Wait, was that a question?

I hate listening to (most) people ask questions.

I say this as a ravenous consumer of podcasts that often feature Q & A sessions with live audiences. Whether in the comedic format of something like How Did This Get Made? in which audience members ask questions of the show’s roundtable or the more business-minded format of The Gary Vee Audio Experience in which individuals -in both one-on-one and large audience settings- get to query the host, it is clear to me that people are consistently really bad at asking questions.

I have kind of known this for many years having spent plenty of time in graduate school seminars in which grad students use questions as vessels for longwinded, often-unrelated orations meant almost entirely to make themselves feel smarter.

The same thing happens at academic conferences, as well. Oh, and in faculty meetings.

However, while I knew this ego-stroking practice existed in my world of often self-important, but unconfident nerds, I had overlooked the fact that it exists everywhere else, too.

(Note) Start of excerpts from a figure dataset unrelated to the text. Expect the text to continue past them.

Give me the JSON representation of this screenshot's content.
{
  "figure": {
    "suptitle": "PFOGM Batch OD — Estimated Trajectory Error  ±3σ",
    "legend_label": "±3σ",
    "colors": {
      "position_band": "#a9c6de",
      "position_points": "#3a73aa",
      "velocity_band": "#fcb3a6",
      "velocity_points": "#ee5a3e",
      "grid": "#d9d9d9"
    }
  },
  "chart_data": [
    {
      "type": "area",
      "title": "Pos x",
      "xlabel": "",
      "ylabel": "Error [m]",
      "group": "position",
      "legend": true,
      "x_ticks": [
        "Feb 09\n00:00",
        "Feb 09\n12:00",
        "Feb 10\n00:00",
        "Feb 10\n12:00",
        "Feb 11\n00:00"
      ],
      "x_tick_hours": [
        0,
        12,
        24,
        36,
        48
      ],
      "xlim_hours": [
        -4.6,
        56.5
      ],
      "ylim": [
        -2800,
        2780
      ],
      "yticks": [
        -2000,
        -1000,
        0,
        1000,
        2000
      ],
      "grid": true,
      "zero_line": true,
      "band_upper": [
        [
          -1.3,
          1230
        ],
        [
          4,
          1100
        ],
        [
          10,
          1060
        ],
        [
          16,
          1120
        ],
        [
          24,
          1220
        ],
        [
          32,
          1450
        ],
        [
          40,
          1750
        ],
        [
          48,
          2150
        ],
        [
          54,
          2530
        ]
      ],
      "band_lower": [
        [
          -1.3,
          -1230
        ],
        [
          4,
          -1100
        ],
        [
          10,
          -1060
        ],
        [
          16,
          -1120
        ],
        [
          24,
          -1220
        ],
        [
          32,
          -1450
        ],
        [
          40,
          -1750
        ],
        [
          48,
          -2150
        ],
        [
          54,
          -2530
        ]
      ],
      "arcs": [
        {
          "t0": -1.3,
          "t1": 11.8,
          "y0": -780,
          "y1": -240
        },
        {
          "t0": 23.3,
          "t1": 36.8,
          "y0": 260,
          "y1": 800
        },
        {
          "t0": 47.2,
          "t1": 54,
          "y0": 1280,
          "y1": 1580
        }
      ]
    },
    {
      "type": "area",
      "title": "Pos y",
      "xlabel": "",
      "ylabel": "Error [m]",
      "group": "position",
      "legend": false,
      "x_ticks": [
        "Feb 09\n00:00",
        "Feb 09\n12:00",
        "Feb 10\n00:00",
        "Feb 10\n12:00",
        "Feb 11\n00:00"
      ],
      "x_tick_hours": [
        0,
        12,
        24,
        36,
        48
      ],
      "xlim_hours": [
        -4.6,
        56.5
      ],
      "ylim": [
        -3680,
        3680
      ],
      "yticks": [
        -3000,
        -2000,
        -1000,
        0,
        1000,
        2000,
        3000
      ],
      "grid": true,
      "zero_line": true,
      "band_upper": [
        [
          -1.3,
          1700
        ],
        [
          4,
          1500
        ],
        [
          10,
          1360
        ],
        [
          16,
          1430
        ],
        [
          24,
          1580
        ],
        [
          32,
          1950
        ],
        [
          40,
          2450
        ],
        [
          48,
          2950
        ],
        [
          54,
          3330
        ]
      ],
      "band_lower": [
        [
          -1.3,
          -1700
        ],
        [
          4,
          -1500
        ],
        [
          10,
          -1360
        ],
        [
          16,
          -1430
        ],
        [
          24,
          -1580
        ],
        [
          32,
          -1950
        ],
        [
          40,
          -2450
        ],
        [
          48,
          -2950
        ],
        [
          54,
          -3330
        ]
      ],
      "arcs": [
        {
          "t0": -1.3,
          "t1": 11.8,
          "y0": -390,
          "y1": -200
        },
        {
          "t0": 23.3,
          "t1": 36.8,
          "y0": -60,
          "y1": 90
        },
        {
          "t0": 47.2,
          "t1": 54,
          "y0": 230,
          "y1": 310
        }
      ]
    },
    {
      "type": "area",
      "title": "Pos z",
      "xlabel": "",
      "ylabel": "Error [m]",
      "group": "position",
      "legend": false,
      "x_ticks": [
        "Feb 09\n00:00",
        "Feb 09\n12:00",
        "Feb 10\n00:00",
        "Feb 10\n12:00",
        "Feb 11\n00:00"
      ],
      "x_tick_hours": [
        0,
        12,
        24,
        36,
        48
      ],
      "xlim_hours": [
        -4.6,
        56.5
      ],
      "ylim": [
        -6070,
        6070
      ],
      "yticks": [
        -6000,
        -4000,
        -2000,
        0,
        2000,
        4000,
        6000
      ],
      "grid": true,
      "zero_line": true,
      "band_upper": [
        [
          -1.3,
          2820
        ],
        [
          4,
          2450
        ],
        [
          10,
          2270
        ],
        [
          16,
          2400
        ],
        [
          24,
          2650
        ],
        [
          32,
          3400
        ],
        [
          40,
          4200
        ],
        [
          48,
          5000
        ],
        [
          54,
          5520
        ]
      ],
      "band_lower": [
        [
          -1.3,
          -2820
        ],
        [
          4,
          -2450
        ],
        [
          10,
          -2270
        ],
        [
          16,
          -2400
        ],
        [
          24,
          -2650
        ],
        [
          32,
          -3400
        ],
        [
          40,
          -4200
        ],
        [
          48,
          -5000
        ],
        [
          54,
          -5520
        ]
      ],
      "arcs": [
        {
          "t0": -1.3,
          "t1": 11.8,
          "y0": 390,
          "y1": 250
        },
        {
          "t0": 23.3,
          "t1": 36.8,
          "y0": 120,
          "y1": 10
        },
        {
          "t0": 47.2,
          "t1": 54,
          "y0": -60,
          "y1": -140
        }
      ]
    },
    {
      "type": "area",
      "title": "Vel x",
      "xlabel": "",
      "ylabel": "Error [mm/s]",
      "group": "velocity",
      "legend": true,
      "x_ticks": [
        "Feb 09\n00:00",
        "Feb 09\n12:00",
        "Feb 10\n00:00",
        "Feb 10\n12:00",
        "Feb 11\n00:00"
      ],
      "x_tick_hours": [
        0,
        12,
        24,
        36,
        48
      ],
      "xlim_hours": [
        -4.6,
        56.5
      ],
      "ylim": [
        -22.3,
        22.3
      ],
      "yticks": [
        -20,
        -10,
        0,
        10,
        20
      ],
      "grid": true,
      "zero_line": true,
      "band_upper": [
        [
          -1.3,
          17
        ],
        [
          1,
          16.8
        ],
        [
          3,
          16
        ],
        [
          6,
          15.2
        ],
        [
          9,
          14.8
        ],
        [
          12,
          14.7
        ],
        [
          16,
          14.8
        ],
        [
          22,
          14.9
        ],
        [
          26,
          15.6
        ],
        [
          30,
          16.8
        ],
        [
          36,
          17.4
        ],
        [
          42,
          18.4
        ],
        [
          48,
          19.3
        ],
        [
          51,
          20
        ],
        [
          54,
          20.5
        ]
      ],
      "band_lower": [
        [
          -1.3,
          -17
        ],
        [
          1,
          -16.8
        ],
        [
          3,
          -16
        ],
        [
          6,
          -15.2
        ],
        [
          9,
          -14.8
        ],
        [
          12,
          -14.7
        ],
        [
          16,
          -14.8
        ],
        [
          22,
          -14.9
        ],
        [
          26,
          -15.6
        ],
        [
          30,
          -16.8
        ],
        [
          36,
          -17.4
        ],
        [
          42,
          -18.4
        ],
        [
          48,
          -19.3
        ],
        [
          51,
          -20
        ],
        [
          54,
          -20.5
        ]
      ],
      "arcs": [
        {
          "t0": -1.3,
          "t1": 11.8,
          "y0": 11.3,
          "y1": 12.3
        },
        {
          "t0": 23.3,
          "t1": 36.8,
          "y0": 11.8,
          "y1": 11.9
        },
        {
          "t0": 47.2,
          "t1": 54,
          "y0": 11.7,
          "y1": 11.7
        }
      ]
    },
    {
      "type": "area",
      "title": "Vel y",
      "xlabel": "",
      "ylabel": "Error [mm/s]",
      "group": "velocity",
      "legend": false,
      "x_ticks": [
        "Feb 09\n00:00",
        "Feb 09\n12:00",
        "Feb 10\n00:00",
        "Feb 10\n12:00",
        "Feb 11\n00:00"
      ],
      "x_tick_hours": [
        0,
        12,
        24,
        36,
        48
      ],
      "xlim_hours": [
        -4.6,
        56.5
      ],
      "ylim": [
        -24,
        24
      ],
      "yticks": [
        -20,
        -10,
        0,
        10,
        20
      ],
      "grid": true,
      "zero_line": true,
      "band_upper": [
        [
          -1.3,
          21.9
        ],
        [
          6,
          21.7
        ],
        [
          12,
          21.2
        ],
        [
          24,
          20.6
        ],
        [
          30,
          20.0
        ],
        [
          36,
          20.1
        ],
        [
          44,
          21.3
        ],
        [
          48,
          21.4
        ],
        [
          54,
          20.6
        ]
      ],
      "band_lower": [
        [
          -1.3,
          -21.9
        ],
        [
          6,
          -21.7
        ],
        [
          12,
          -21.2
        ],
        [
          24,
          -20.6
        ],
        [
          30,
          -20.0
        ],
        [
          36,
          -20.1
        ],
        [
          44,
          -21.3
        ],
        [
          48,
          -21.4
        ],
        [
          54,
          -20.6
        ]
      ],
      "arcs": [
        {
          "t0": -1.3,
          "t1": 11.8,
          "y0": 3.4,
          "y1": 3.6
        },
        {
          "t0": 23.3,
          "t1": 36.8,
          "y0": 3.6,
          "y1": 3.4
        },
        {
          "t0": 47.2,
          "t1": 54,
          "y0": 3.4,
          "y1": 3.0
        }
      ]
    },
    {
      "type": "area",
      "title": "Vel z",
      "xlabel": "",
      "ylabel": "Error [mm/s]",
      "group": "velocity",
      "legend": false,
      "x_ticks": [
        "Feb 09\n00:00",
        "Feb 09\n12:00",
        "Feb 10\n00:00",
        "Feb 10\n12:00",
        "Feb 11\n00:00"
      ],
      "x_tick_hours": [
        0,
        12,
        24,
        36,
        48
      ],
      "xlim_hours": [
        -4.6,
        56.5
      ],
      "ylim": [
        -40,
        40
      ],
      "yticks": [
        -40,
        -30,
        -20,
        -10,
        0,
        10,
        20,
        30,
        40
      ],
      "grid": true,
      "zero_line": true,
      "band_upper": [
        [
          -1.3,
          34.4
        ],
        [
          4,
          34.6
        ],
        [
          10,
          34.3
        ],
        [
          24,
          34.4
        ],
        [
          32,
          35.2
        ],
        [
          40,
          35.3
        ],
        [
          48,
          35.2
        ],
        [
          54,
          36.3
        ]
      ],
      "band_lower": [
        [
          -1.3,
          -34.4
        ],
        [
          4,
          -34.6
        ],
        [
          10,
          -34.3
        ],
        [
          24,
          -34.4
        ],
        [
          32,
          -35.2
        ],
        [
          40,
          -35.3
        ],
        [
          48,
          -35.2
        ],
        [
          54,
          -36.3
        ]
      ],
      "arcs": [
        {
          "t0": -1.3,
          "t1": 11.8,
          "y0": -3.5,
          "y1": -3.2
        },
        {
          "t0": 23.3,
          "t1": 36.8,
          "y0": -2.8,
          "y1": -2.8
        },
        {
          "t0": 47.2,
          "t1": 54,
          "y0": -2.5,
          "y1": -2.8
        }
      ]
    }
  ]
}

And so, with that, let me say that asking a question is a skill you should develop. Whether it be for a job interview where you are on either side of the table, a professional conversation in which you are trying to learn more about a potential employer, or at a work conference where you would like to ask the keynote speaker something interesting, remember that the act of asking the question is not about you.

The question is not an opportunity for you to sound smart, to pontificate on the future of social media, to enumerate all the great books or articles you’ve read, or to showcase how great of a leader you are. No, the question more often than not -especially in the professional or public space in which you are clearly an audience member- should be an opportunity for you to learn something from an expert, but through the act of inquiring trigger an answer that will bring value to all who are listening.

In other words, keep it short and to the point. Unless you’re the one on stage or in front of the camera, no one wants to hear your thoughts on government surveillance.